The Islamic State group said it enslaved families from the minority Yazidi sect after overrunning their villages in northwestern Iraq, in what it praised as the revival of an ancient custom of using women and children as spoils of war. In an article in its English-language online magazine Dabiq, the group provides what it says is religious justification for the enslavement of defeated “idolators.” The ancient custom of enslavement had fallen out of use because of deviation from true Islam, but was revived when fighters overran Yazidi villages in Iraq’s Sinjar region.
This large-scale enslavement of mushrik [idolator] families is probably the first since the abandonment of Shariah law.
Dabiq, the Islamic State’s online magazine
"After capture, the Yazidi women and children were then divided according to the Shariah amongst the fighters of the Islamic State who participated in the Sinjar operations, after one fifth of the slaves were transferred to the Islamic State’s authority to be divided as khums," it said.

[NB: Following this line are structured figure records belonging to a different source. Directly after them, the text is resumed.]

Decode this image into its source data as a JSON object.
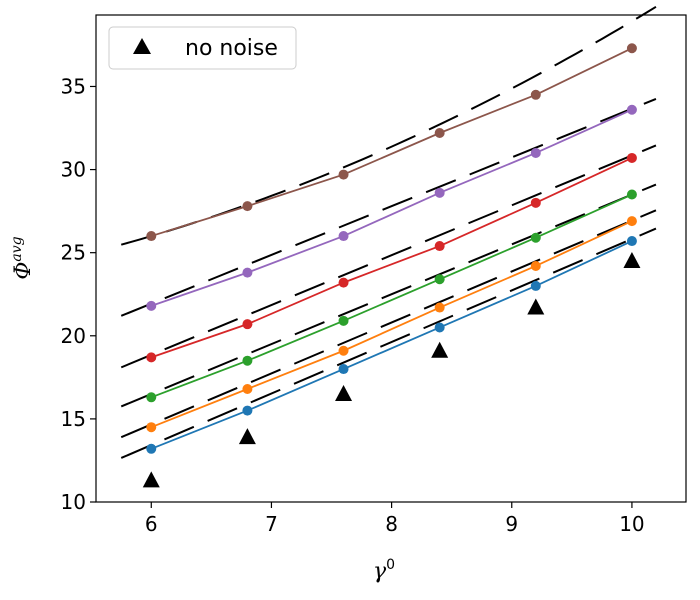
{
  "chart_data": {
    "type": "line",
    "xlabel": "γ",
    "xlabel_sup": "0",
    "ylabel": "Φ",
    "ylabel_sup": "avg",
    "xlim": [
      5.54,
      10.45
    ],
    "ylim": [
      10,
      39.3
    ],
    "xticks": [
      "6",
      "7",
      "8",
      "9",
      "10"
    ],
    "yticks": [
      "10",
      "15",
      "20",
      "25",
      "30",
      "35"
    ],
    "x": [
      6.0,
      6.8,
      7.6,
      8.4,
      9.2,
      10.0
    ],
    "legend": {
      "position": "top-left",
      "label": "no noise"
    },
    "series": [
      {
        "color": "#1f77b4",
        "values": [
          13.2,
          15.5,
          18.0,
          20.5,
          23.0,
          25.7
        ]
      },
      {
        "color": "#ff7f0e",
        "values": [
          14.5,
          16.8,
          19.1,
          21.7,
          24.2,
          26.9
        ]
      },
      {
        "color": "#2ca02c",
        "values": [
          16.3,
          18.5,
          20.9,
          23.4,
          25.9,
          28.5
        ]
      },
      {
        "color": "#d62728",
        "values": [
          18.7,
          20.7,
          23.2,
          25.4,
          28.0,
          30.7
        ]
      },
      {
        "color": "#9467bd",
        "values": [
          21.8,
          23.8,
          26.0,
          28.6,
          31.0,
          33.6
        ]
      },
      {
        "color": "#8c564b",
        "values": [
          26.0,
          27.8,
          29.7,
          32.2,
          34.5,
          37.3
        ]
      }
    ],
    "fit_lines": [
      {
        "color": "#000000",
        "x": [
          5.75,
          10.2
        ],
        "y": [
          12.65,
          26.45
        ]
      },
      {
        "color": "#000000",
        "x": [
          5.75,
          10.2
        ],
        "y": [
          13.9,
          27.55
        ]
      },
      {
        "color": "#000000",
        "x": [
          5.75,
          10.2
        ],
        "y": [
          15.75,
          29.1
        ]
      },
      {
        "color": "#000000",
        "x": [
          5.75,
          10.2
        ],
        "y": [
          18.1,
          31.45
        ]
      },
      {
        "color": "#000000",
        "x": [
          5.75,
          10.2
        ],
        "y": [
          21.2,
          34.25
        ]
      }
    ],
    "curve_fit": {
      "color": "#000000",
      "a": 0.27,
      "b": 26.0,
      "c": 2.15,
      "x": [
        5.75,
        10.2
      ]
    },
    "no_noise": {
      "color": "#000000",
      "values": [
        11.3,
        13.9,
        16.5,
        19.1,
        21.7,
        24.5
      ]
    }
  }
}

Khums is a traditional tax on the spoils of war. Dabiq, distributed in a slickly-produced online format, is described by the group SITE, which monitors militant publications, as Islamic State’s English-language magazine. The cover shows a picture of St Peter’s Basilica in Rome, with an Islamic State black flag superimposed in place of the cross atop its obelisk. Several Yazidi women and girls who have escaped captivity have claimed that they were sold to Islamic State fighters in Iraq and Syria. Human Rights Watch recently produced a report including the testimony of a woman who said she saw IS fighters buying girls.